71.    La directive 2008/115 ne s’oppose pas, à mon sens, en soi, à une situation dans laquelle c’est l’autorité judiciaire elle-même qui décide sur la prolongation de la rétention, pour autant qu’elle dispose de tous les éléments précités.

72.    La Cour a confirmé que l’article 15 de la directive 2008/115 est inconditionnel et suffisamment précis pour ne pas nécessiter d’autres éléments particuliers pour permettre leur mise en œuvre par les États membres (27). Il peut donc être directement appliqué par la juridiction de renvoi au profit d’un particulier.

73.    En vertu de l’article 15, paragraphes 2 et 3, de la directive 2008/115, interprété à la lumière de l’article 47 de la Charte, l’autorité judiciaire doit être compétente, si besoin est, de demander à l’autorité administrative de lui fournir tous les éléments concernant chaque dossier individuel et au ressortissant du pays tiers concerné de soumettre ses observations.

74.    En revanche, certaines mesures, telles que la coordination avec des transporteurs et la correspondance avec les autorités des pays tiers, relèvent des fonctions d’une autorité administrative et non pas de celles de la juridiction de renvoi.

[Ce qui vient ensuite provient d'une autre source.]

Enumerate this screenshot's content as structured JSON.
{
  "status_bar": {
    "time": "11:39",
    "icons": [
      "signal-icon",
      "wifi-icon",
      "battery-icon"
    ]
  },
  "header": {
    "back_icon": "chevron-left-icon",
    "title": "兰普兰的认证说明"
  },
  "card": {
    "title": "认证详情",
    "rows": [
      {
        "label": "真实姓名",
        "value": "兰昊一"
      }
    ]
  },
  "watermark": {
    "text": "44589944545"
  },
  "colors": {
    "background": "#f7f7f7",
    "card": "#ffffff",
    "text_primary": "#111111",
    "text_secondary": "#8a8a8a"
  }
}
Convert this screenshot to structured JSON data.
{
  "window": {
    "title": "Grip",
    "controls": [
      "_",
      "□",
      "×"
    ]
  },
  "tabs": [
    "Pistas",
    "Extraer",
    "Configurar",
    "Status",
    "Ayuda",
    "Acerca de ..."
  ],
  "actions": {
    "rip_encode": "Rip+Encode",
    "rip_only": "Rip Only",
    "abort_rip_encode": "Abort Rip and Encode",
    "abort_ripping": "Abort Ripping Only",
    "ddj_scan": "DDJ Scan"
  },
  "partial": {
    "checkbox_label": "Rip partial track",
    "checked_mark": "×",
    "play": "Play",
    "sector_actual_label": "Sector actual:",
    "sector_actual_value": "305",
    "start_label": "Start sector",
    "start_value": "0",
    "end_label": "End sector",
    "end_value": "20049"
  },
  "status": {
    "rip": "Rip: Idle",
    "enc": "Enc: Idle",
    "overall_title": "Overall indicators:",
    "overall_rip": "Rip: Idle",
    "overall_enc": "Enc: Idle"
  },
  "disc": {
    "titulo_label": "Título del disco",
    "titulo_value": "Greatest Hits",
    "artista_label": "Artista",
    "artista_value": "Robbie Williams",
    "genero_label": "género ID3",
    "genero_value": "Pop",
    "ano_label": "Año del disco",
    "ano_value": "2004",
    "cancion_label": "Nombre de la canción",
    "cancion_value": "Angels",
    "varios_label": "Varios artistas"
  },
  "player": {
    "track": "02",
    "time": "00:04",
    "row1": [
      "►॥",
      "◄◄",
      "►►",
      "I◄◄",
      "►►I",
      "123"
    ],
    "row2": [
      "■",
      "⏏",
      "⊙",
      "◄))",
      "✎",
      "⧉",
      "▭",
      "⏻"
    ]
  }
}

75.    Il appartient dès lors à la juridiction nationale d’assumer une pleine juridiction quant au fond. Ainsi, étant donné qu’elle peut directement appliquer l’article 15 de la directive 2008/115, elle est tenue d’éventuellement écarter des dispositions de droit national qui ont pour effet de l’empêcher d’assumer une telle pleine juridiction. Je rappelle, à cet égard, la jurisprudence constante de la Cour, selon laquelle une juridiction nationale a l’obligation d’appliquer intégralement le droit de l’Union et de protéger les droits que celui-ci confère aux particuliers, en laissant inappliquée toute disposition éventuellement contraire de la loi nationale (28).

76.    À titre d’exemple, si la procédure prévue à l’article 46a, paragraphe 4, de la loi sur les étrangers impliquait, selon le droit national, que la personne concernée est empêchée de présenter ses observations quant à la décision de rétention, la juridiction de renvoi devrait écarter un tel empêchement et inviter la personne à présenter ses observations.

77.    Je propose ainsi de répondre à la première question, sous b) et c), que, dans le cadre de l’article 15, paragraphes 2 et 3, de la directive 2008/115, toute décision concernant la prolongation d’une rétention prise par l’autorité administrative nationale doit faire l’objet d’un contrôle juridictionnel qui doit être effectué afin de garantir le respect du droit de la personne concernée à un recours effectif, prévu à l’article 47 de la Charte. Toute autorité judiciaire opérant un tel contrôle juridictionnel ou décidant de la prolongation d’une rétention doit pouvoir agir de pleine juridiction et statuer sur le fond, prenant en compte toutes les circonstances et les considérations concrètes soulevées lors de la procédure au principal, et prendre sa décision en appréciant tant les faits et les preuves invoqués par l’autorité administrative que les objections et les faits présentés par le ressortissant d’un pays tiers. Elle doit être en mesure de décider sur la substitution à la rétention d’une mesure moins coercitive ou sur la remise en liberté de la personne concernée.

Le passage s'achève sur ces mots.